In light of the impact of the COVID-19 pandemic, in May 2020, Bella Italia's owner Casual Dining Group announced that it was working with advisors on next steps for the overall business as a prudent measure to protect the company whilst planning for the future. In July 2020, Casual Dining Group was placed into administration with 35 Bella Italia outlets set to close. Branches in Plymouth, Newbury, and Luton Airport permanently closed as administrators began selling off the group's assets.

==Cuisine==
The menu combines pizza and pasta, which is their main focus, with a range of grill and speciality dishes. The food is complemented by some Italian wines - many from smaller producers - beers and soft drinks.

==Tipping and minimum wage==
In 2009, the company was found to be threatening to dismiss waiting staff who do not get customers to pay tips on credit cards rather than in cash. Credit card tips were used by the company to subsidise wages (which are usually the legal minimum) whereas cash tips go directly to waiting staff. In line with changes to tipping legislation, which came into effect on 1 October 2009, Tragus Ltd reviewed and updated its policies to ensure that all tips, after a 10% deduction for administrative and other costs paid by credit or debit card, were distributed through the payroll system to restaurant staff.
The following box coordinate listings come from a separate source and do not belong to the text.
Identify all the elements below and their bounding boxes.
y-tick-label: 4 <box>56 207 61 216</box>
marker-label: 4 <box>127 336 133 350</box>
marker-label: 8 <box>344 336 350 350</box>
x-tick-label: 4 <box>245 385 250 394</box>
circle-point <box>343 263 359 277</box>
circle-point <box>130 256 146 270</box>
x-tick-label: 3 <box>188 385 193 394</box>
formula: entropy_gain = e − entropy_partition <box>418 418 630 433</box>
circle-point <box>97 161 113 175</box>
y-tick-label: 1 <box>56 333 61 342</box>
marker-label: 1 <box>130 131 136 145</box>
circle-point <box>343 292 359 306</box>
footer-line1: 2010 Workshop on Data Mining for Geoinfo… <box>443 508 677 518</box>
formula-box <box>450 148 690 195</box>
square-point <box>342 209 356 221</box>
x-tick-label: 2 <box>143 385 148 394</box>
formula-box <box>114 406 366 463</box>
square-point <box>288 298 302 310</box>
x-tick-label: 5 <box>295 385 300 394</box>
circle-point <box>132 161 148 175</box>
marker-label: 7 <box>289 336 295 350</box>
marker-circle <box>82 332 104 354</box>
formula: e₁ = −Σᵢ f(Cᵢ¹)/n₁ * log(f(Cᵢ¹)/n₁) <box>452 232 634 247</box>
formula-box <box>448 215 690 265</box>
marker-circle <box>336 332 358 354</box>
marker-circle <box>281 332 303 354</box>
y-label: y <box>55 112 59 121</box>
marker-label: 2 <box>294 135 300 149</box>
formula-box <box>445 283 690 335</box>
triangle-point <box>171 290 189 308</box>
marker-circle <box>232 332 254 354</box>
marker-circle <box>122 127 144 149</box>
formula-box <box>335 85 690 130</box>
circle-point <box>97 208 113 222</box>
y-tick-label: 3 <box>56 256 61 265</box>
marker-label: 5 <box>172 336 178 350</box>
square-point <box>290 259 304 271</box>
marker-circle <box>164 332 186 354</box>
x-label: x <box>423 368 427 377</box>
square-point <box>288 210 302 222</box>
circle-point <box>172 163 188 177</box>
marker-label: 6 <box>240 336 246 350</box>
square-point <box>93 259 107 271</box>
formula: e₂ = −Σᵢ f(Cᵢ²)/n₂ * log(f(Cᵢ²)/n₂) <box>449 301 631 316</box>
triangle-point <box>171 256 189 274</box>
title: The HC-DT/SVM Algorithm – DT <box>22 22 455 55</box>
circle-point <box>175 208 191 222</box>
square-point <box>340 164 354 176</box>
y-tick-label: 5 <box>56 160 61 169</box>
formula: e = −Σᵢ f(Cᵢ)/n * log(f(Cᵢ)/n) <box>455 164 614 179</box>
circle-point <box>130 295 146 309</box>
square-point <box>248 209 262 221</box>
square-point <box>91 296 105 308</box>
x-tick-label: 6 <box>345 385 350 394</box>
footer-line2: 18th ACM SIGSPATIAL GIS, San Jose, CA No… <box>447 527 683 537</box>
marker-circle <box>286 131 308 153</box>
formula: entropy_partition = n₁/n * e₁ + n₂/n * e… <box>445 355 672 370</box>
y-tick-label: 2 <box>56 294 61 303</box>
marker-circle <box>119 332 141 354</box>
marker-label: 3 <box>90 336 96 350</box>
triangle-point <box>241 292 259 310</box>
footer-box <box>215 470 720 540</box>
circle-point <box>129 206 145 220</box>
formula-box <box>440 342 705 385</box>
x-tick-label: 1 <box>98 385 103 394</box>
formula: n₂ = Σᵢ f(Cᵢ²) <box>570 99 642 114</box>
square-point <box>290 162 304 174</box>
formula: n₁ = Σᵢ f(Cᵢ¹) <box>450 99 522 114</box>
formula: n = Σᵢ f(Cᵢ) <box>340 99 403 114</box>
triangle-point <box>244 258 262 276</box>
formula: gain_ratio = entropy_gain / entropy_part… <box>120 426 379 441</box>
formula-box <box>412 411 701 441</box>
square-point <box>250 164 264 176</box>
In 2015, Bella Italia amended its policy to ensure all employees are permitted to keep all tips and service charges paid in cash and are free to share their tips with colleagues if they so wish. Their employees are required to declare the income generated from cash tips to HM Revenue & Customs for tax purposes. Tips given by card payments are also kept in full by employees. All restaurant employees are paid tips in addition to the National Minimum Wage.

==Environmental record==
In November 2015, the chain received the worst rating of all restaurants surveyed in an assessment of the sustainability of its seafood. After working closely with the Marine Stewardship Council (MSC), Bella Italia came second in Fish2Fork's analysis of the fish sourcing policies of high street restaurants in 2017.

==Philanthropy==
In June 2012, Bella Italia began officially supporting The Children's Society by donating some of the profit from a selected dish on the menu to the charity.

In 2013, Bella Italia officially partnered with Comic Relief, the British charity founded in 1985 that aims to "bring about positive and lasting change in the lives of poor and disadvantaged people."